Und das waren lediglich Beispiele für statische Fahrzeugdaten. Bei dynamischen Fahrzeugdaten, also jene, die durch die Nutzung des Fahrzeugs in Echtzeit generiert werden, sieht die Situation nicht anders aus. Der einzige der Zugang dazu hat ist der Fahrzeughersteller. Und der kann nach komplett nach seinem eigenen Gutdünken entscheiden, ob er Daten weitergibt, an wen, wann und in welcher Form er sie weitergibt. Auf dieser Grundlage funktioniert Wettbewerb einfach nicht.

Wie soll der uneingeschränkte Datenzugang in Zukunft auch für freie Werkstätten ermöglicht werden?

Die angestrebte europäische Datengesetzgebung gibt hier die grundsätzliche Richtung vor. Denn mit dem Datengesetz sollen die Nutzer:innen stärkere Verfügungsgewalt über ihre Daten bekommen. So sollen Nutzer:innen auf jene Daten zugreifen können, die von ihnen durch die Nutzung von Produkten oder damit verbundenen Dienstleistungen erzeugt werden. Gleichzeitig sollen Nutzer:innen auch die Möglichkeit haben, diese Rechte für den Datenzugriff an einen Drittanbieter ihrer Wahl zu übertragen. Als Nutzer:in im Sinne des Datengesetzes gilt jene Person oder auch jenes Unternehmen, das das Produkt besitzt, least oder mietet oder eine Dienstleistung in Anspruch nimmt. Ein wesentlicher Effekt: Damit wäre für die Nutzer:innen z.B. die Grundlage für eine freie, vom Produkthersteller unabhängige Entscheidung in Hinblick auf die Auswahl von (digitalen) Reparatur- oder Wartungsanbietern geschaffen.
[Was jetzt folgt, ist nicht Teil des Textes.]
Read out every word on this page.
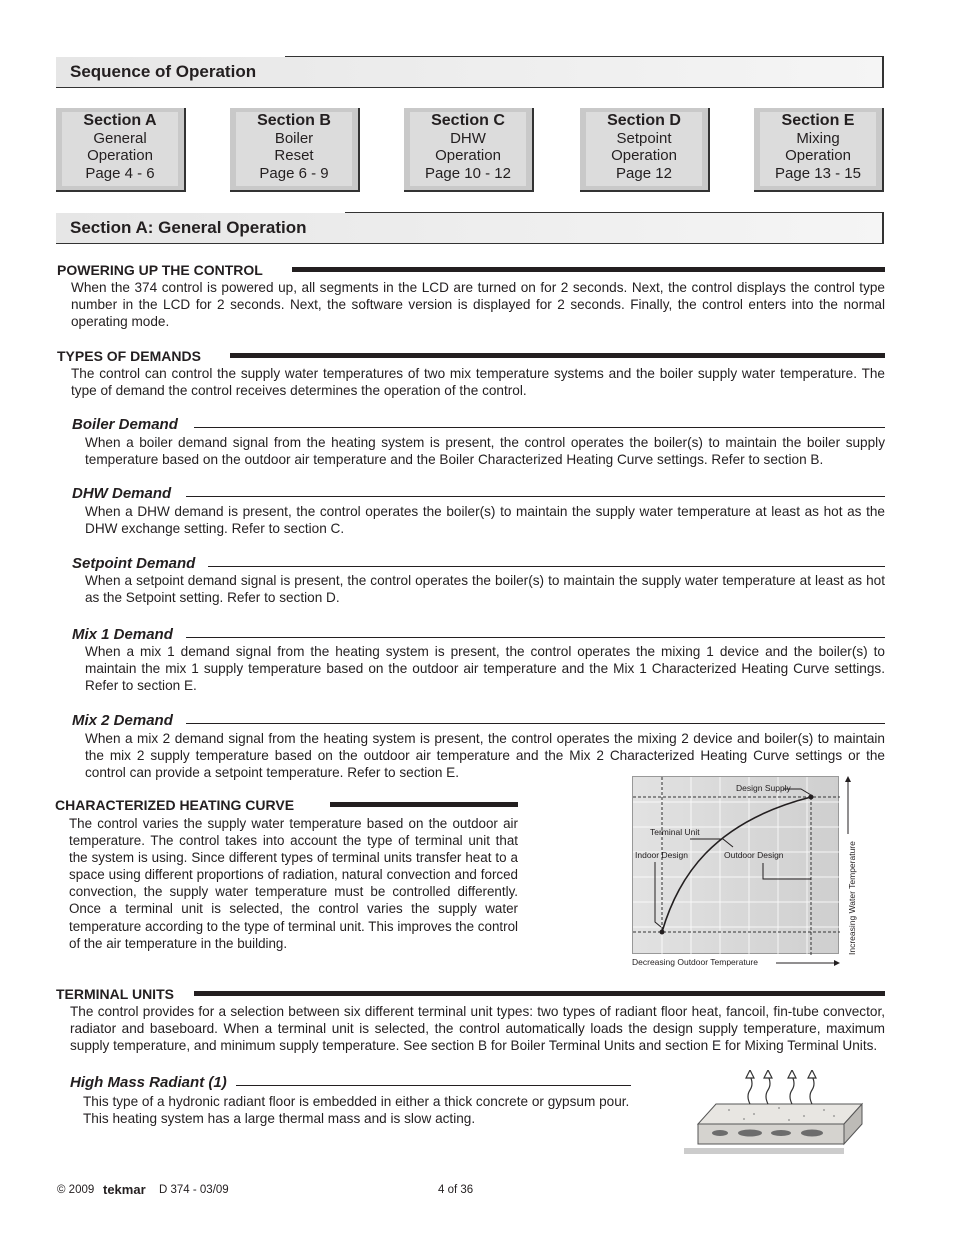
Sequence of Operation
Section A
General
Operation
Page 4 - 6
Section B
Boiler
Reset
Page 6 - 9
Section C
DHW
Operation
Page 10 - 12
Section D
Setpoint
Operation
Page 12
Section E
Mixing
Operation
Page 13 - 15
Section A: General Operation
POWERING UP THE CONTROL
When the 374 control is powered up, all segments in the LCD are turned on for 2 seconds. Next, the control displays the control type number in the LCD for 2 seconds. Next, the software version is displayed for 2 seconds. Finally, the control enters into the normal operating mode.
TYPES OF DEMANDS
The control can control the supply water temperatures of two mix temperature systems and the boiler supply water temperature. The type of demand the control receives determines the operation of the control.
Boiler Demand
When a boiler demand signal from the heating system is present, the control operates the boiler(s) to maintain the boiler supply temperature based on the outdoor air temperature and the Boiler Characterized Heating Curve settings. Refer to section B.
DHW Demand
When a DHW demand is present, the control operates the boiler(s) to maintain the supply water temperature at least as hot as the DHW exchange setting. Refer to section C.
Setpoint Demand
When a setpoint demand signal is present, the control operates the boiler(s) to maintain the supply water temperature at least as hot as the Setpoint setting. Refer to section D.
Mix 1 Demand
When a mix 1 demand signal from the heating system is present, the control operates the mixing 1 device and the boiler(s) to maintain the mix 1 supply temperature based on the outdoor air temperature and the Mix 1 Characterized Heating Curve settings. Refer to section E.
Mix 2 Demand
When a mix 2 demand signal from the heating system is present, the control operates the mixing 2 device and boiler(s) to maintain the mix 2 supply temperature based on the outdoor air temperature and the Mix 2 Characterized Heating Curve settings or the control can provide a setpoint temperature. Refer to section E.
CHARACTERIZED HEATING CURVE
The control varies the supply water temperature based on the outdoor air temperature. The control takes into account the type of terminal unit that the system is using. Since different types of terminal units transfer heat to a space using different proportions of radiation, natural convection and forced convection, the supply water temperature must be controlled differently. Once a terminal unit is selected, the control varies the supply water temperature according to the type of terminal unit. This improves the control of the air temperature in the building.
Design Supply
Terminal Unit
Indoor Design	Outdoor Design
Decreasing Outdoor Temperature
Increasing Water Temperature
TERMINAL UNITS
The control provides for a selection between six different terminal unit types: two types of radiant floor heat, fancoil, fin-tube convector, radiator and baseboard. When a terminal unit is selected, the control automatically loads the design supply temperature, maximum supply temperature, and minimum supply temperature. See section B for Boiler Terminal Units and section E for Mixing Terminal Units.
High Mass Radiant (1)
This type of a hydronic radiant floor is embedded in either a thick concrete or gypsum pour. This heating system has a large thermal mass and is slow acting.
© 2009 tekmar D 374 - 03/09	4 of 36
Von all den neuen Rechten hätten die Nutzer:innen aber nichts, wenn ihnen der Zugang zu ihren Daten schwer gemacht wird. Darum werden die Hersteller von Produkten bzw. Anbieter von Dienstleistungen verpflichtet, die Daten transparent und leicht zugänglich zu machen. Gleichzeitig werden Hersteller bzw. Anbieter auch beschränkt, was die Überwachung der Aktivitäten des Nutzers bzw. der Nutzerin oder Dritter betrifft. Für eine starke europäische Datenwirtschaft, die den Nutzer:innen in den Mittelpunkt stellt, ist der im vergangenen Jahr präsentierte Vorschlag für ein Datengesetz ein erster wichtiger Schritt. Fest steht aus Sicht des freien Kfz-Markts aber auch: Ein allgemeines Datengesetz allein reicht nicht. Derzeit haben einzig die Fahrzeughersteller einen privilegierten Zugang zu Daten aufgrund des technischen Designs der in den Fahrzeugen verbauten Systeme. Das verschafft den Fahrzeugherstellern eine beherrschende Stellung und einen Wettbewerbsvorteil – mit den entsprechenden, negativen Folgen: Den europäischen Verbraucher:innen und Unternehmen wird eine größere Auswahl an innovativen und erschwinglichen Mobilitäts- und Nachrüstungsdiensten vorenthalten. Das ist der Grund, warum der Fahrzeugbereich Sektor-spezifische Rechtsvorschriften braucht. Hier ist die EU-Kommission – und insbesondere auch Österreich – nun dringend gefordert, aktiv zu werden.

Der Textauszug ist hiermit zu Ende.